Practically every time one of the tech titans puts out a press release, we get a reprise of this same phenomenon: minor progress portrayed as revolution. In another example, two years ago Facebook created a proof-of-concept AI program that could read a five-line summary of The Lord of the Rings and answer questions about where people and things ended up. (“Where was the Ring? At Mount Doom.”) The result was a slew of ridiculously over-enthusiastic articles, explaining how reading fantasy literature was the key to getting AI’s to read, with headlines like Slate’s “Facebook Thinks It Has Found the Secret to Making Bots Less Dumb.” (They didn’t.)

The consequence of this kind of over-reporting in the media? The public has come to believe that AI is much closer to being solved than it really is. So whenever you hear about a supposed success in AI, here’s a list of six questions you should ask:

  1. Stripping away the rhetoric, what did the AI system actually do here? (Does a “reading system” really read, or does it just highlight relevant bits of text?)
  2. How general is the result? (For example, does an alleged reading task measure all aspects of reading, or just a tiny slice of it? If it was trained on fiction, can it read the news?)
  3. Is there a demo where I can try out my own examples? (If you can’t, you should be worried about how robust the results are.)
  4. If the researchers—or their press people—allege that an AI system is better than humans, then which humans, and how much better? (Was the comparison with college professors, who read for a living, or bored Amazon Mechanical Turk workers getting paid a penny a sentence?)
  5. How far does succeeding at the particular task actually take us toward building genuine AI? (Is it an academic exercise, or something that could be used in the real world?)
  6. How robust is the system?
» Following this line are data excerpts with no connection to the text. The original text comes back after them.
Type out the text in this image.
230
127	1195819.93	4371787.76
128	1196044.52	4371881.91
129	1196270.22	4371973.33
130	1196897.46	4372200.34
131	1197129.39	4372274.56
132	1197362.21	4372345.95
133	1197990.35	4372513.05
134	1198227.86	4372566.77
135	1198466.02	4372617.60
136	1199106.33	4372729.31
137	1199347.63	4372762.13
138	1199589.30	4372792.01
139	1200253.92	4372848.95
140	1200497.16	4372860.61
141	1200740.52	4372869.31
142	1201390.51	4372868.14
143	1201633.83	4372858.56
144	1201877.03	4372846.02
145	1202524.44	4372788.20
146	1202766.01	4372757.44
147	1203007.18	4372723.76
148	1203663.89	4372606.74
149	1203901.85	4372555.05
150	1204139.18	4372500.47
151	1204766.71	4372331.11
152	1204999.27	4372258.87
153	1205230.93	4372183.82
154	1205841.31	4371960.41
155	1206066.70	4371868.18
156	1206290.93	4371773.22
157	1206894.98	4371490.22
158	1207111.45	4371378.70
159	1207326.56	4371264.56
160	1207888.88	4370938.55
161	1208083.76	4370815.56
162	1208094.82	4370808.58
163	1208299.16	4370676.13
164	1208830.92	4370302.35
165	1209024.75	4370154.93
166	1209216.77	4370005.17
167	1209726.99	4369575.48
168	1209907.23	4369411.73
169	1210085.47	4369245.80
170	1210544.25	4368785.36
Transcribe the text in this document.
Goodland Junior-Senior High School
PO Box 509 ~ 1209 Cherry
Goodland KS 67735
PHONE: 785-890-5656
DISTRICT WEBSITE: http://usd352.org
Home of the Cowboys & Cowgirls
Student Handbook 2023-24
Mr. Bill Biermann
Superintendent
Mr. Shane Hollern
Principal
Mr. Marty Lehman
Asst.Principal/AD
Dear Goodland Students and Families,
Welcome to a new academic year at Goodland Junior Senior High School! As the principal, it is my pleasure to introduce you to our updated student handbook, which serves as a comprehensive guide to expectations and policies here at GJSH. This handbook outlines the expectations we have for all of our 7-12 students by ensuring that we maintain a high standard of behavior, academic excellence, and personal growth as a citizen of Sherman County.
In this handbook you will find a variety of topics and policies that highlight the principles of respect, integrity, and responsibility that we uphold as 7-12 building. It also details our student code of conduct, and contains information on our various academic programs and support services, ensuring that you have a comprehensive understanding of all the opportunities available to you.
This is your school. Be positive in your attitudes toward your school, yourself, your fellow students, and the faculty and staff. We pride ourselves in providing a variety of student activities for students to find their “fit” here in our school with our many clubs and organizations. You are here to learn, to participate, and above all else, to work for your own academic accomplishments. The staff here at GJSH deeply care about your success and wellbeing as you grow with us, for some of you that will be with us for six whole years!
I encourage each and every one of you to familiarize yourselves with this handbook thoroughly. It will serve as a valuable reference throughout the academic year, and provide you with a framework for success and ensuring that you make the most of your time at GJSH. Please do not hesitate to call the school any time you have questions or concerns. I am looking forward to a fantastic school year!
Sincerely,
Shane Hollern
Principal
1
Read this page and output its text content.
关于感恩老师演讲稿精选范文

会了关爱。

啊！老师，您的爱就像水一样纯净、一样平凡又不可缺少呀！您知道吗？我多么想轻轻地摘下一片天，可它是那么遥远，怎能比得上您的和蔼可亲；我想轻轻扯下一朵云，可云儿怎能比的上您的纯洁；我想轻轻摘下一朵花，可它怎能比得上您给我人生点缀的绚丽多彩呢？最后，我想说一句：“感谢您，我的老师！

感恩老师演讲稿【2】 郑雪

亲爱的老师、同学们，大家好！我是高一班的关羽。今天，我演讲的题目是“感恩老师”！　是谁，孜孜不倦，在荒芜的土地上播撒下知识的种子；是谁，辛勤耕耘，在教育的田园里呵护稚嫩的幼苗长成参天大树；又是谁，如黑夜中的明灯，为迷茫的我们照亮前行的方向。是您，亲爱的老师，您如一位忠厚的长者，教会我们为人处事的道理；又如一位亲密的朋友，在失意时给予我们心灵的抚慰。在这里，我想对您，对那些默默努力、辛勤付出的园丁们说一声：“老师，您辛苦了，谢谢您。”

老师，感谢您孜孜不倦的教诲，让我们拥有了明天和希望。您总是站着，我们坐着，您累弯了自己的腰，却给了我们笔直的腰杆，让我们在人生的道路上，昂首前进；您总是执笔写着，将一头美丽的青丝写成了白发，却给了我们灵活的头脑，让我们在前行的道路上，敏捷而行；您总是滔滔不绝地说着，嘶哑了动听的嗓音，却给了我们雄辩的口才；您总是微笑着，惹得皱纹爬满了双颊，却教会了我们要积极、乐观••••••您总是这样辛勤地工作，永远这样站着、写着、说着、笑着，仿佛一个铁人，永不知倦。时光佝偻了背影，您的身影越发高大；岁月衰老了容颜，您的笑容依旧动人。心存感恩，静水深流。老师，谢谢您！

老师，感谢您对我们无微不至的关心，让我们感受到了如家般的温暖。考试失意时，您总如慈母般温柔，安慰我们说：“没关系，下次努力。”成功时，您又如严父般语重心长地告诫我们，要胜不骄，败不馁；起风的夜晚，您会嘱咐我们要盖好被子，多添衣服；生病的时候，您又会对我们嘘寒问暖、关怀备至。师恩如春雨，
Could it work just as well with other data sets, without massive amounts of retraining? (For example, would a driverless car system that was trained during the day be able to drive at night, or in the snow, or if there was a detour sign not listed on its map?)

AI really is coming, eventually, but it is further away than most people think. To get a realistic picture, take everything you read about dramatic progress in AI with a healthy dose of skepticism—and rejoice in your (for now) uniquely human ability to do so.

This essay is adapted from Rebooting AI, published this month by Pantheon.